I have only the following components to use

• Opamp
• Zener Diode
• Resistor
• Capacitor
• N-MOSFET
• NPN BJT
• Diode
• 2-input NOR
• 2-input NAND
• Infra-red Detector
• Infra-red Emitter
• D flip-flop
• Resistors
• Inductors
• Capacitors

The attached file is my circuit but this circuit uses N and P mosfet .

As I don't have P mosfet to use , I need to implement either boostrap or charge pump circuit to the H bridge from what I have research online.

I need to provide high voltage to the gate of the Mosfet than its source so as to turn it on.

Can anyone shows a simple charge pump circuit connection so that it is able to drive the high side of the n mosfet

 

hi,
Check the orientation of the upper pair of P MOSFETS
E

 

That circuit is not going to work. No way. I already told you in the other thread that it is missing the necessary control circuitry and I presented an example of how it can be done. It seems to me you are basically asking the same question again.

 

Here's the LTspice simulation of a discrete bootstrap driver (M1 is one of the high-side bridge transistors and Rload is the bridge load).
As you can see the gate voltage is about 10V above the source (out) voltage when the MOSFET is on. This voltage is approximately equal to the supply voltage minus a couple diode drops (due to D1 and the Vbe of Q2).
You need one of these circuits for each high-side N-MOSFET.

Edit: Note that there is a minimum frequency of operation to keep C1 charged but it is quite low, as determined by how fast the various leakage currents discharge C1 when the MOSFET is ON (Q1 OFF).
The droop was about 2.8mV per second with the nominal simulated leakage currents, so the high side transistor can likely be on for several seconds at a time while still maintaining sufficient Vgs to keep the MOSFET fully ON.

 

@crutschow

It has a problem on start-up. If the 12V supply turns on slowly (>1ms) with V1 low, then it leaves M1 half-on, where it is dissipating huge power until the first low-to-high transition of V1.

 

@crutschow

It has a problem on start-up. If the 12V supply turns on slowly (>1ms) with V1 low, then it leaves M1 half-on, where it is dissipating huge power until the first low-to-high transition of V1.

As long as V1 is transitioning as (or when) the power comes up. I don't see a serious problem unless, perhaps it's a very high power bridge.
Alternately you could keep both bottom transistors of the bridge off until the normal transitions start.

 

If you assume that V1 or V(in) is an MCU port pin, then during boot-up, it defaults to an input, in which case, V(in) could be low while the 12V power-supply comes up rather slowly and the MCU gets around to configuring it as an output and then writing a low to the port.

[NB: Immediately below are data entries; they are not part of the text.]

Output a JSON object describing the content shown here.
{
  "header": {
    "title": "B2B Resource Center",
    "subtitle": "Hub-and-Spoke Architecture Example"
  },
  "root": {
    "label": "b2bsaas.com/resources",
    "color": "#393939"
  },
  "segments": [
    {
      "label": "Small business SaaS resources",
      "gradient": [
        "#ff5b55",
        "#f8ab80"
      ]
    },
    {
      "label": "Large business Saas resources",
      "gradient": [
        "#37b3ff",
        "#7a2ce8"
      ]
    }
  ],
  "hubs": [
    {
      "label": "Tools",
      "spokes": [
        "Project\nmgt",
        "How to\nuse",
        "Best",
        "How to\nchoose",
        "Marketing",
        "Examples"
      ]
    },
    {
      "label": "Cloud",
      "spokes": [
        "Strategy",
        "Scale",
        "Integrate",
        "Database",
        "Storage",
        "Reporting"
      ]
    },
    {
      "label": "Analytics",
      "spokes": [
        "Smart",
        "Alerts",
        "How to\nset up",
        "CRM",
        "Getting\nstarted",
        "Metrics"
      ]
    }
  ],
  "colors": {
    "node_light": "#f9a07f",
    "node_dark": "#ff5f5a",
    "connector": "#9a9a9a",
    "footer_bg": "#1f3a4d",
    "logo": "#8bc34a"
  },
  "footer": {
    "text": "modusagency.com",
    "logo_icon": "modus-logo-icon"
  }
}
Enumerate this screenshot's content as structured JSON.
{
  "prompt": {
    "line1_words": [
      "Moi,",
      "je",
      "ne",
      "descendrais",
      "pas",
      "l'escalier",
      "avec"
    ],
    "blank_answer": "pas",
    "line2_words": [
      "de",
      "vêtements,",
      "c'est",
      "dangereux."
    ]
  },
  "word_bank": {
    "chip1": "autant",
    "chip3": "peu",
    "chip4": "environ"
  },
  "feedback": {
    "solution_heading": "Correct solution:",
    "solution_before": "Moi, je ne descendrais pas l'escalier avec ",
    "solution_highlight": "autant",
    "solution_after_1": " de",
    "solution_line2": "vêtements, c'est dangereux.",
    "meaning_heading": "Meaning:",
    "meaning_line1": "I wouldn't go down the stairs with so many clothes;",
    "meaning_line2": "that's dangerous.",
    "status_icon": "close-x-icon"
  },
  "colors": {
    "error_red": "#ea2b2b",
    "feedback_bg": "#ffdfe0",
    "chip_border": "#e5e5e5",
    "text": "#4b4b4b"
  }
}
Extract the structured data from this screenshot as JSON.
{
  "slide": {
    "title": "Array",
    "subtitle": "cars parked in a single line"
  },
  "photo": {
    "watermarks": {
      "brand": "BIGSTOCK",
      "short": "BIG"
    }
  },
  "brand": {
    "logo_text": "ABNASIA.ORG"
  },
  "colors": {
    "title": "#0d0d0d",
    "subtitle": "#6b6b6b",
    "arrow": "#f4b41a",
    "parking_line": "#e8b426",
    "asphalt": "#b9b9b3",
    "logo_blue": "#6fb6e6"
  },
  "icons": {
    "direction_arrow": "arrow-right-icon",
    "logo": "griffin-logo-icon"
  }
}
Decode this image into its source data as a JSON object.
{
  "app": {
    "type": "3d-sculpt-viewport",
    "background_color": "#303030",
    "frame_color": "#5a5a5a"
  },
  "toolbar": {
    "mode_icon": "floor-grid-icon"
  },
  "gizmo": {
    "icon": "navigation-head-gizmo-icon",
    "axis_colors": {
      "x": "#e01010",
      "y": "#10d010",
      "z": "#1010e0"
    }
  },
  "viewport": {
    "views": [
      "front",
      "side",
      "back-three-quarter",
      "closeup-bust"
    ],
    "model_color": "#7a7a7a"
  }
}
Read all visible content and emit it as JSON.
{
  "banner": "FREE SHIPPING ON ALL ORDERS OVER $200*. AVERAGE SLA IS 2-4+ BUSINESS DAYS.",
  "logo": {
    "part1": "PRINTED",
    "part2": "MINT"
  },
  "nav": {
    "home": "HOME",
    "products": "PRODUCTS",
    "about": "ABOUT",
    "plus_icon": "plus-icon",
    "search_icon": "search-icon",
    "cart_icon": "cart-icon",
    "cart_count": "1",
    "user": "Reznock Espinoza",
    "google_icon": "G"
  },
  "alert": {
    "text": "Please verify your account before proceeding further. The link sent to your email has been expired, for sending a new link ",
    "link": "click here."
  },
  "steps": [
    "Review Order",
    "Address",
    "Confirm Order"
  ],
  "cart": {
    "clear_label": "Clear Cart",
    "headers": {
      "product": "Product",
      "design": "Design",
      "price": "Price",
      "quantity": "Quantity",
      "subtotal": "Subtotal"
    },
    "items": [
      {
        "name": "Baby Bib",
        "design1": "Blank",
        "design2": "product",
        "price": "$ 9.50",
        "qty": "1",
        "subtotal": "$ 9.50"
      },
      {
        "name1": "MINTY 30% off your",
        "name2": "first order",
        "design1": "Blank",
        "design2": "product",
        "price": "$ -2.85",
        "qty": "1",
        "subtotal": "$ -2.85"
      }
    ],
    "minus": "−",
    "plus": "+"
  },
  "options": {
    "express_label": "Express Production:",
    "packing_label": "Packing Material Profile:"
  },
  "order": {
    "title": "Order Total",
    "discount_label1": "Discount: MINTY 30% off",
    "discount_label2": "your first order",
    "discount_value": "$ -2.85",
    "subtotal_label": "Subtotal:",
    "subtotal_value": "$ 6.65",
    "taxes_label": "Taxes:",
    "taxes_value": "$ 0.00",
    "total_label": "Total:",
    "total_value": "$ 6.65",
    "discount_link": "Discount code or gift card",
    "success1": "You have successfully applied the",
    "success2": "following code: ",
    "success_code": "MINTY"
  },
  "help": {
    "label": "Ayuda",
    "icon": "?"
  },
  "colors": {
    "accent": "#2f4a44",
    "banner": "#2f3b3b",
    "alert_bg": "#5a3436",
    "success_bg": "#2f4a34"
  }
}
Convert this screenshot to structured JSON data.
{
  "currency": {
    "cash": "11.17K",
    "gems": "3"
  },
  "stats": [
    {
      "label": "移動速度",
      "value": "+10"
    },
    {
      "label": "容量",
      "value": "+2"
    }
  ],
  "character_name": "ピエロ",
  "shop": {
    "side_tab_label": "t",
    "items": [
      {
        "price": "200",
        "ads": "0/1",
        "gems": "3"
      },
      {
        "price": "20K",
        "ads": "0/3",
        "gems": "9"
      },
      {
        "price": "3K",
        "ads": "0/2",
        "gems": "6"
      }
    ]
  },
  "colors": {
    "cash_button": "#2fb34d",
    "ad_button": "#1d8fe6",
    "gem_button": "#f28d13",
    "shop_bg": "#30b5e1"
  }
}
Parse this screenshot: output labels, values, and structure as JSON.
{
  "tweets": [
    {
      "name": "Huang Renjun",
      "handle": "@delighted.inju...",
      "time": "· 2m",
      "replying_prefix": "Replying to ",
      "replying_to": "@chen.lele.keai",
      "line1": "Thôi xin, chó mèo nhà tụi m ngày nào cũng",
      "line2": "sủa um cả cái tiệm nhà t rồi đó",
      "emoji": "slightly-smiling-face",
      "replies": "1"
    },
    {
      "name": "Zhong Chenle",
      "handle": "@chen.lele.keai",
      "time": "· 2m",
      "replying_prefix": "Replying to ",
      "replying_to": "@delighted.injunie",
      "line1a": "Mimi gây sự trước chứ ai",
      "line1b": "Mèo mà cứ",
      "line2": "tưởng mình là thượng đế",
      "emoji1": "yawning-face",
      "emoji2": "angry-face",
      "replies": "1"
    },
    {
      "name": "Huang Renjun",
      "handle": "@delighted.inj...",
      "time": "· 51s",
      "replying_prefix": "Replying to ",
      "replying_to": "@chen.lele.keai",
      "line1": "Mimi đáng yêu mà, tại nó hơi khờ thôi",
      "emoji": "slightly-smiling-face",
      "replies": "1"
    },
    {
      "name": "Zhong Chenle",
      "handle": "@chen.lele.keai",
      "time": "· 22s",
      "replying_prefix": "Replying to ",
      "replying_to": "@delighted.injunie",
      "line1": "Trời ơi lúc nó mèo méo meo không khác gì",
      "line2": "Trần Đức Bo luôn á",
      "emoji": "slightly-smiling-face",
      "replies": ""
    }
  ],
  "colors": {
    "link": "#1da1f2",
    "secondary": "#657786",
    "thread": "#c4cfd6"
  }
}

I show that in the .asc file of post #5. I include the graphics for those without LTSpice. Here the 12V supply takes 10ms to come up to voltage (quite typical of any linear supply), and the MCU first puts a high on V(in) some arbitrary time (20ms in the sim) later. Note V(out) is only ~8V and the 27W power dissipation in M1 (upper plot pane).



It occurs to me that inverting the logic of how the MCU drives the node V(in) would cure this. Suppose we put a pull-up resistor between V(in) and +12V such that V(in) goes high at the same rate as the +12V supply, and holds it high while the MCU wakes up, and then the MCU drives its V(in) port using active low logic; low means turn on M1. Look at the dissipation in M1...



Now I am happy!

 

......................

Now I am happy!

Then that makes two of us.